Initially, it was thought the mother had hit the child with a walkie-talkie toy the children had been playing with, but the child led investigators to believe it was her sister who hit her, Brandon said.

Starting Feb. 1, MDCPS opened an “in-home” case, where MDCPS workers would conduct face-to-face visits at the children’s residence to check for safety concerns, Brandon said.

“There were some safety concerns with the house,” she said, “There was a heater in the front room that was missing a guardrail where a child could burn herself, but that was repaired. … We typically leave a case open for 90 days, and we actually kept this one open a while longer.”

Brandon said MDCPS closed the case on June 4, the day before Hill’s death.

Adams County Coroner, James Lee said he pronounced Hill dead at Merit Health Natchez at 12:35 p.m. Wednesday due to injuries caused by blunt force trauma to her body.

Both girls were being watched under Anderson’s supervision while Jones was away from her residence at 1401 Lafayette St., Armstrong said, adding Jones stated both girls were fine when she left Wednesday morning.

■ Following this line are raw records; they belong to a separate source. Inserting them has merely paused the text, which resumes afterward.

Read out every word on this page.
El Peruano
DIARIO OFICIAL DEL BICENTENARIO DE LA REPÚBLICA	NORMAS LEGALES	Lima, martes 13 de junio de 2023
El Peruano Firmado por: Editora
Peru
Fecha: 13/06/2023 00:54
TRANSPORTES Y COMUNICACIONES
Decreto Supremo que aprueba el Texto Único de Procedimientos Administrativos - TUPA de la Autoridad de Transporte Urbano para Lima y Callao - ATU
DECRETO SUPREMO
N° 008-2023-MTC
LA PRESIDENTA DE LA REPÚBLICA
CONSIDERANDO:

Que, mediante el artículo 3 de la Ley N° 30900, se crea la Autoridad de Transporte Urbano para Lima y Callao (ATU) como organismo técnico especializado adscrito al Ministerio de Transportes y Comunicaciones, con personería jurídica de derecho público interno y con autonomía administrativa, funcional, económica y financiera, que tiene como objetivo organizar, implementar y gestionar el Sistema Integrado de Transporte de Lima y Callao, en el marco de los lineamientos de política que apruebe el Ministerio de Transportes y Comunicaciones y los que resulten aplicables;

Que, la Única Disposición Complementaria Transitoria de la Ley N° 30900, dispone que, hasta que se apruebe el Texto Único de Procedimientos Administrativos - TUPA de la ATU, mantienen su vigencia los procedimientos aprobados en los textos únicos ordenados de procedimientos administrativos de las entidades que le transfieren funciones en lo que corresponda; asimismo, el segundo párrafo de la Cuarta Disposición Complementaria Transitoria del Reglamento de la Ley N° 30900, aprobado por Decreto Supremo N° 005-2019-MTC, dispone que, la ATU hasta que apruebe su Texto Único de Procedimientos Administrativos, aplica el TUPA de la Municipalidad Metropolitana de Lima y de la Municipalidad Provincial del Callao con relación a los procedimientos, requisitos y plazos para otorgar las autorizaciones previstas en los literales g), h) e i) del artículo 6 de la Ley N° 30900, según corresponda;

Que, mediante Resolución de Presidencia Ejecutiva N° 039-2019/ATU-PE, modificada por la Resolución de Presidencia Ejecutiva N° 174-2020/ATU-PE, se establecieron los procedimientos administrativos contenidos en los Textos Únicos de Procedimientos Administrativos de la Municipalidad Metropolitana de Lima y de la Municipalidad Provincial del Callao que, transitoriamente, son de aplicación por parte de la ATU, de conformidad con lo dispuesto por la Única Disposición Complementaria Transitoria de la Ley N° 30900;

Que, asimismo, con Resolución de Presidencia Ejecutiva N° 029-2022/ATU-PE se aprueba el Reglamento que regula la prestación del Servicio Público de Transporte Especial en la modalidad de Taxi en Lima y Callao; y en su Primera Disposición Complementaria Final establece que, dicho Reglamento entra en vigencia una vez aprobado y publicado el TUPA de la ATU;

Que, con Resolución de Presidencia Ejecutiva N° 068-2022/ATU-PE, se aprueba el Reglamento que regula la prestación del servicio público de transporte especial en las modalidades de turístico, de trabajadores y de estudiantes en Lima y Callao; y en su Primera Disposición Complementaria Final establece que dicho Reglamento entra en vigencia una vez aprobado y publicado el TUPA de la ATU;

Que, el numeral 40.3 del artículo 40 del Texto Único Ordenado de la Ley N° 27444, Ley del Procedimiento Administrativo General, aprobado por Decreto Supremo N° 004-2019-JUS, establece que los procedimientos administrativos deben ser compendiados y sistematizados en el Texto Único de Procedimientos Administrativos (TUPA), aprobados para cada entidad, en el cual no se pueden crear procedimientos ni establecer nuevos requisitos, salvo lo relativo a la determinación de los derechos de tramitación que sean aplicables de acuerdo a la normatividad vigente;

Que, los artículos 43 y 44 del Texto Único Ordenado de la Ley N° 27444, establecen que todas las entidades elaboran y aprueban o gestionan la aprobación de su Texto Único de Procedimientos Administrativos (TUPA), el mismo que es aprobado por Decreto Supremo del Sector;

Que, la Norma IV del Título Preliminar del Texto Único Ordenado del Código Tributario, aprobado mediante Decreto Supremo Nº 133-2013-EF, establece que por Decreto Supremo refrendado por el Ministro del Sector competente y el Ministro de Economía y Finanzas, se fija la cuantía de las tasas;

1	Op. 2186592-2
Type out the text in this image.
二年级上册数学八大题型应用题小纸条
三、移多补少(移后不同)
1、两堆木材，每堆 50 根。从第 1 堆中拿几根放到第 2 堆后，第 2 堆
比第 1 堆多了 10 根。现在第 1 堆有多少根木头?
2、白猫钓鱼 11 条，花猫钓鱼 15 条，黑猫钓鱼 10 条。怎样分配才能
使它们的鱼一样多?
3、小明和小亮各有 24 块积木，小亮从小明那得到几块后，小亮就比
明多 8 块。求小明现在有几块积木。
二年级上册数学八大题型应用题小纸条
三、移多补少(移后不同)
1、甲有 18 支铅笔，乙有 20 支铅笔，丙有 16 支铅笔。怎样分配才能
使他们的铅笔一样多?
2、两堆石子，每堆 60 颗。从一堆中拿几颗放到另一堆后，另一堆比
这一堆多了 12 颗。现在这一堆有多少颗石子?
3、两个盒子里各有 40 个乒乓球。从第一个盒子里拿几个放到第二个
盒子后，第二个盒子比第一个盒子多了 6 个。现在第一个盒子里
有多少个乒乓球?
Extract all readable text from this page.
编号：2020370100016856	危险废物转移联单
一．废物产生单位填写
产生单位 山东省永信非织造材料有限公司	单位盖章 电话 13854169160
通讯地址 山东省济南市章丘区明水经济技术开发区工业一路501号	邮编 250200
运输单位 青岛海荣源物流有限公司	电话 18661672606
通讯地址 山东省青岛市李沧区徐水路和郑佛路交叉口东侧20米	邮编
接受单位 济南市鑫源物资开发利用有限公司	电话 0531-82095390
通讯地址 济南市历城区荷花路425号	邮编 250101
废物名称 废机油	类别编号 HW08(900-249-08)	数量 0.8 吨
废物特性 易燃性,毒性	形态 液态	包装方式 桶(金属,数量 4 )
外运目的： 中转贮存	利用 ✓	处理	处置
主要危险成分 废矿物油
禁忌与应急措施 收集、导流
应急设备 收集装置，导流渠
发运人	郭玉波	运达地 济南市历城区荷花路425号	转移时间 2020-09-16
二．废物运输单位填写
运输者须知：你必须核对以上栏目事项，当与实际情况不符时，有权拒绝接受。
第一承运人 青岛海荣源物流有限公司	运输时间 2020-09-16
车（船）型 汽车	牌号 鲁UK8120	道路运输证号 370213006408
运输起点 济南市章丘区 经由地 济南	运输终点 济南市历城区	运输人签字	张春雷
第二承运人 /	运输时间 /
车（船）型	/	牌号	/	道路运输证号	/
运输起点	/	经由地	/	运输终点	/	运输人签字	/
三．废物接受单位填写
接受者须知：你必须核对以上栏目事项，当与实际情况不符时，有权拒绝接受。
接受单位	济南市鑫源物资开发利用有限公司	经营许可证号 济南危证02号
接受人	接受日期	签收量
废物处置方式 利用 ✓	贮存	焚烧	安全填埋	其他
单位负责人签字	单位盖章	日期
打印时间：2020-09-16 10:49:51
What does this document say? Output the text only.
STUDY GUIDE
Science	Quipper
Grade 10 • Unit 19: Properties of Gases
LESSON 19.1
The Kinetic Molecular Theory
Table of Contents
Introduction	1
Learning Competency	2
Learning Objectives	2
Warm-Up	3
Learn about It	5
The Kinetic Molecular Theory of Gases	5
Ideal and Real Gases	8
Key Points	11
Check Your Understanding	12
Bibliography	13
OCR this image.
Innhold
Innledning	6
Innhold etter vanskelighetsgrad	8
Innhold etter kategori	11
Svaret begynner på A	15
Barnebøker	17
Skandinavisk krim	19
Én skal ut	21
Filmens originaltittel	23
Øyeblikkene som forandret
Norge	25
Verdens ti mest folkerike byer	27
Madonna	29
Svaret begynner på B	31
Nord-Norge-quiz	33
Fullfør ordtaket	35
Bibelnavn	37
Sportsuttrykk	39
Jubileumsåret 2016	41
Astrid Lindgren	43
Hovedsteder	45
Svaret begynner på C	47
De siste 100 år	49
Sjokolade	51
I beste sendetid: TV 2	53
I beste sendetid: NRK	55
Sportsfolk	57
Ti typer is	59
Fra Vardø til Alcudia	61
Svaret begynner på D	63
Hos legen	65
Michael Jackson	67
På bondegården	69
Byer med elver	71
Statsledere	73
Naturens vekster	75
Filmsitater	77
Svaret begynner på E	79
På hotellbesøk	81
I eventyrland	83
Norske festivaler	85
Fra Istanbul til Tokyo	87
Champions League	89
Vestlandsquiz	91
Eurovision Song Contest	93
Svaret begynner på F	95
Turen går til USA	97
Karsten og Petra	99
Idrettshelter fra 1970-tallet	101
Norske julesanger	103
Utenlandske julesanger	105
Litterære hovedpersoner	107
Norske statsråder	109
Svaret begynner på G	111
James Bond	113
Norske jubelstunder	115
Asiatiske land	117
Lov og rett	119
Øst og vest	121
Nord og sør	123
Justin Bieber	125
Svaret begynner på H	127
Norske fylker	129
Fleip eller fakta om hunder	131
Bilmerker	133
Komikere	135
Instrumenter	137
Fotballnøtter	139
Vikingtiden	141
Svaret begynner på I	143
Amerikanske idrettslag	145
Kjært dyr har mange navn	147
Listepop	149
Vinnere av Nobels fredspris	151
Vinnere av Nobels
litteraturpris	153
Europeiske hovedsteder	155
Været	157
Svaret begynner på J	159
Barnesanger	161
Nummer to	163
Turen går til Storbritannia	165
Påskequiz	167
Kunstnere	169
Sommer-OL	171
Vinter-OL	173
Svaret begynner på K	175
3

Later that morning, Anderson allegedly walked with the girls for a quarter of a mile from the residence to Holiday Apartments where his mother lived, Armstrong said, during which time the girls were badly injured and one of them had trouble walking.

Jones is charged with two counts of child deprivation of necessities with substantial harm and received a bond of $500,000 while Anderson is charged with two counts of felony abuse and did not receive a bond.

Capt. Scott Frye, investigator with the Natchez Police Department, said both murder and felony child abuse charges are punishable with life sentences. However, a murder conviction would require proof of an intention to kill another person while a conviction for felony child abuse only requires proof that the children were beaten.

Armstrong said investigators would meet with MDCPS workers today as well as continue questioning friends and family members of the children until the case is resolved.

“I anticipate after this meeting, we will have a better understanding of the past history of these children,” Armstrong said. “We want to look beyond these two individuals who were arrested. … We are going to follow all leads and talk to all persons who have had custody of these kids for both long term and short term. It’s quite apparent to us that these children have not been well cared for, we just don’t know to what extent and by whom.”